Problem with these socialist guys is they think observing or ignore the Constitution is an option. Good thing the newly elected House intends to see that they observe it to the letter of the enumerated powers given to the Congress. Might even challenge a few of these regulations that go beyond the enumeration. To bad for them the commerce clause will no longer serve as their Carte’ Blanche for all the socialist welfare goodies they want to redistribute.

Word has it, shellac futures are looking good on the commodities market with a delivery date of Nov. 2012.

Bye for now, stock up on popcorn, soda, other munchies before the slowdown-showdown show begins.

Chili Dogg

January 5th, 2011
12:35 pm

>Jeb wrote:
>Bob: Funny you had not problem with this under the Bush admin.

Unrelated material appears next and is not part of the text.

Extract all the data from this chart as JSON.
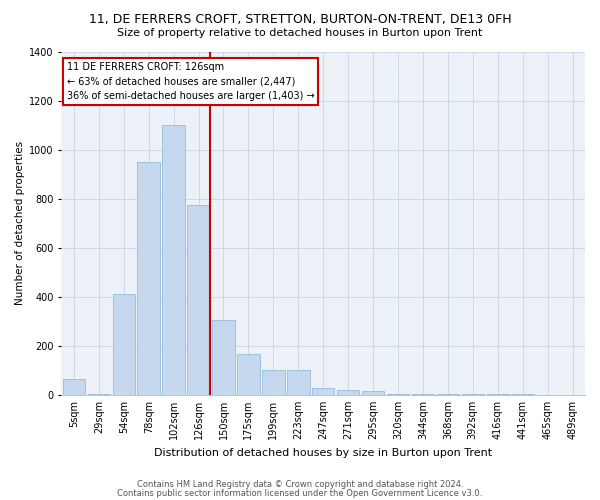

Jeb, you haven’t been paying attention. Barr was very critical of actions by the Bush Administration, esp. the Patriot Act. Check http://en.wikipedia.org/wiki/Bob_Barr#Criticism_of_Bush_Administration to get enlightened. In 2005, Barr formed “a bipartisan group dedicated to eliminating aspects of the Patriot Act that could potentially affect law-abiding citizens rather than terrorists”. Your claim is factually incorrect. I’ll look for your correction.

>Big Dim aka Big Jim wrote: “To beat a dead horse, Bob Barr proudly used OUR MONEY to get >Bill Clinton for lying about having an affair. I repeat, Bob Barr proudly used OUR MONEY to get Bill >Clinton for lying about having an affair.”

Bill Clinton committed perjury in a sworn deposition and obstruction of justice. It seems unimportant to you that the President committed perjury and obstruction of justice, but the legal authorities thought otherwise. Per Wikipedia (http://en.wikipedia.org/wiki/Bill_Clinton#Lewinsky_scandal):

“In 2000 the Arkansas Supreme Court’s Committee on Professional Conduct called for Clinton’s disbarment, saying he lied about his affair with Monica Lewinsky.

“In January 2001 Clinton reached an agreement under which he was ordered to pay $25,000 in fines to Arkansas state’s bar officials and his Arkansas law license was suspended for five years.[80] The agreement came on the condition that Whitewater prosecutors would not pursue federal perjury charges against him.[81] Clinton was suspended by the Supreme Court in October 2001, and, facing disbarment from that court, Clinton resigned from the Supreme Court bar in November.[82]”

His testimony was in connection with a sexual harassment case against him. So do you think that it’s OK to commit perjury and obstruction of justice because “it’s just about sex”?

Maybe you just forgot those facts – assuming you ever knew them. Or maybe you think it’s OK for a Democrat to break the law. I’m sure you would be so charitable towards a Republican who did the same thing. I’ll look for your correction.